There have been a number of compromises that have been made. Certainly the bill coming forward is not exactly as I would have designed it. But we are talking about a 40-year program to get the United States in a position of global leadership, to get our own carbon emissions under control, and to do energy efficiency work that we should have done even if we were not at risk from climate change just for our own national security and economic interests. It has been phenomenal.
The Speaker of the House, your own Chairman Henry Waxman, and Rep. Ed Markey-who is the Chairman of the Select Committee on Global Warming that I serve on-have done a suburb job. There has been extraordinary work done to bridge the gap and bring people together. It was interesting that a wide array of Democrats came together. Only one Republican on the committee-Mary Bono Mack from Palm Springs-voted for it. It is solid legislation and puts us on the path for the future. It is a form that could actually pass the Senate.
We have often joked that the Senate is where good House legislation goes to die. This may be legislation that the Senate can actually embrace. I shudder to think of some of the compromises that may be put forth, but this is a solid piece of legislation that can pass and that puts us on a sustainable path for the next 40 years. It will give the Obama Administration and those of us going to Copenhagen in December something that we can use to help jumpstart international climate negotiations.
I just returned form a trip to China with Speaker Pelosi.
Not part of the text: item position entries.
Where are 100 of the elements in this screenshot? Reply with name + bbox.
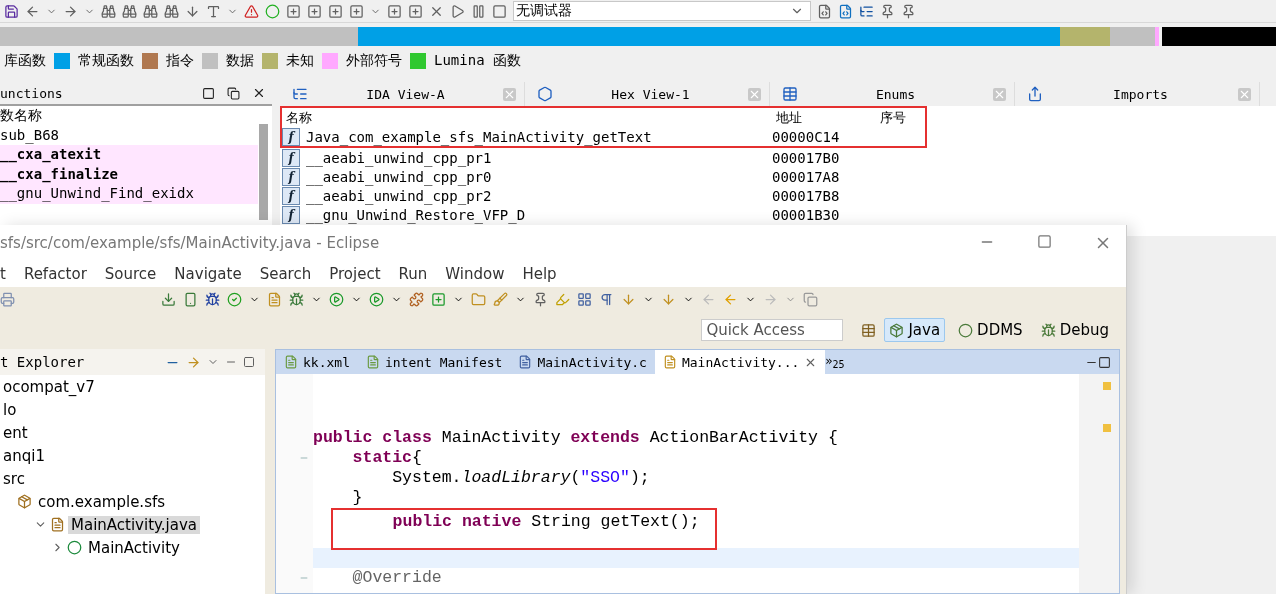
menu-item[interactable]: Navigate (174, 265, 242, 283)
play-icon[interactable] (369, 291, 384, 307)
legend-label: Lumina 函数 (434, 52, 521, 70)
bug-icon[interactable] (205, 291, 220, 307)
pilcrow-icon[interactable] (599, 291, 614, 307)
tree-item[interactable]: MainActivity.java (68, 515, 200, 534)
perspective-button[interactable]: Java (884, 318, 946, 342)
view-icon (537, 86, 553, 102)
file-code-icon[interactable] (838, 3, 853, 19)
perspective-button[interactable]: DDMS (953, 318, 1028, 342)
save-icon[interactable] (4, 3, 19, 19)
grid-icon[interactable] (577, 291, 592, 307)
check-icon[interactable] (227, 291, 242, 307)
table-cell[interactable]: __aeabi_unwind_cpp_pr2 (306, 187, 492, 204)
add-icon[interactable] (307, 3, 322, 19)
pin-icon[interactable] (880, 3, 895, 19)
close-icon[interactable] (252, 86, 266, 100)
tree-item[interactable]: ocompat_v7 (0, 377, 98, 396)
function-icon: f (282, 167, 300, 186)
legend-label: 数据 (226, 52, 254, 70)
play-icon[interactable] (329, 291, 344, 307)
maximize-icon[interactable] (202, 86, 215, 100)
add-icon[interactable] (387, 3, 402, 19)
column-header[interactable]: 地址 (772, 108, 876, 127)
puzzle-icon[interactable] (409, 291, 424, 307)
phone-icon[interactable] (183, 291, 198, 307)
scrollbar[interactable] (259, 124, 268, 220)
play-icon[interactable] (450, 3, 465, 19)
add-icon[interactable] (408, 3, 423, 19)
table-cell-text: 000017B0 (772, 149, 841, 166)
arrow-right-icon[interactable] (63, 3, 78, 19)
function-icon: f (282, 205, 300, 224)
legend-label: 外部符号 (346, 52, 402, 70)
debugger-select[interactable]: 无调试器 (513, 1, 811, 21)
arrow-down-icon[interactable] (185, 3, 200, 19)
file-icon (365, 355, 380, 369)
function-icon: f (282, 186, 300, 205)
warning-icon[interactable] (244, 3, 259, 19)
editor-tab[interactable]: kk.xml (276, 350, 358, 374)
menu-item[interactable]: Search (259, 265, 312, 283)
menu-item[interactable]: Run (398, 265, 428, 283)
code-line: } (351, 488, 364, 508)
tree-item[interactable]: lo (0, 400, 20, 419)
menu-item[interactable]: Source (104, 265, 157, 283)
menu-item[interactable]: Help (522, 265, 557, 283)
tree-item[interactable]: src (0, 469, 28, 488)
download-icon[interactable] (161, 291, 176, 307)
function-icon: f (282, 148, 300, 167)
binoculars-icon[interactable] (101, 3, 116, 19)
legend-label: 库函数 (4, 52, 46, 70)
menu-item[interactable]: t (0, 265, 6, 283)
printer-icon[interactable] (0, 291, 15, 307)
add-icon[interactable] (349, 3, 364, 19)
text-icon[interactable] (206, 3, 221, 19)
file-icon (662, 355, 677, 369)
menu-item[interactable]: Project (329, 265, 381, 283)
table-cell[interactable]: __gnu_Unwind_Restore_VFP_D (306, 206, 526, 223)
column-header[interactable]: 名称 (282, 108, 772, 127)
column-header[interactable]: 序号 (876, 108, 926, 127)
function-row[interactable]: __cxa_atexit (0, 145, 258, 165)
binoculars-icon[interactable] (143, 3, 158, 19)
table-cell-text: 00000C14 (772, 128, 841, 145)
perspective-button[interactable]: Debug (1035, 318, 1114, 342)
circle-icon[interactable] (265, 3, 280, 19)
maximize-icon[interactable] (1098, 355, 1111, 369)
editor-tab[interactable]: intent Manifest (357, 350, 511, 374)
tree-item[interactable]: anqi1 (0, 446, 48, 465)
pause-icon[interactable] (471, 3, 486, 19)
pin-icon[interactable] (533, 291, 548, 307)
stop-icon[interactable] (492, 3, 507, 19)
table-cell-text: 000017A8 (772, 168, 841, 185)
function-row[interactable]: __gnu_Unwind_Find_exidx (0, 184, 258, 204)
menu-item[interactable]: Refactor (23, 265, 87, 283)
binoculars-icon[interactable] (122, 3, 137, 19)
tree-item[interactable]: ent (0, 423, 31, 442)
add-icon[interactable] (328, 3, 343, 19)
quick-access-field[interactable]: Quick Access (701, 319, 844, 341)
tree-item[interactable]: MainActivity (85, 538, 183, 557)
table-cell[interactable]: __aeabi_unwind_cpp_pr0 (306, 168, 492, 185)
binoculars-icon[interactable] (164, 3, 179, 19)
file-code-icon[interactable] (817, 3, 832, 19)
arrow-left-icon[interactable] (25, 3, 40, 19)
tree-item[interactable]: com.example.sfs (35, 492, 169, 511)
table-cell[interactable]: Java_com_example_sfs_MainActivity_getText (306, 128, 652, 145)
list-icon[interactable] (859, 3, 874, 19)
table-cell[interactable]: __aeabi_unwind_cpp_pr1 (306, 149, 492, 166)
editor-tab[interactable]: MainActivity.c (510, 350, 655, 374)
view-icon (292, 86, 308, 102)
pin-icon[interactable] (901, 3, 916, 19)
code-line: System.loadLibrary("SSO"); (391, 468, 651, 488)
menu-item[interactable]: Window (445, 265, 505, 283)
function-row[interactable]: __cxa_finalize (0, 164, 258, 184)
restore-icon[interactable] (227, 86, 240, 100)
grid-icon[interactable] (861, 322, 877, 338)
bug-icon[interactable] (289, 291, 304, 307)
panel-title: unctions (0, 85, 64, 101)
editor-tab[interactable]: MainActivity... (654, 350, 826, 374)
hidden-tabs-button[interactable]: »$_{25}$ (825, 353, 1085, 371)
add-icon[interactable] (286, 3, 301, 19)
add-icon[interactable] (431, 291, 446, 307)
We met with top Chinese leadership-the President, the Premier, the Chairman of the People's Congress, the lead strategist for climate-and an array of business interests both foreign and domestic.
There is an opportunity here for the two largest carbon polluters in the world-the United States and China-to work collaboratively on something that is of our great national interest. If China and the United States can't deal with our emissions, the rest of the world won't go along and we will see accelerated damage from climate change.
There is something powerful emerging. People are finding common interests, and we can help ourselves. This is going to be an extraordinarily eventful six months and the VerdeXchange Conference next year may well be ushering in a whole new era of national and international activity in energy and economic development.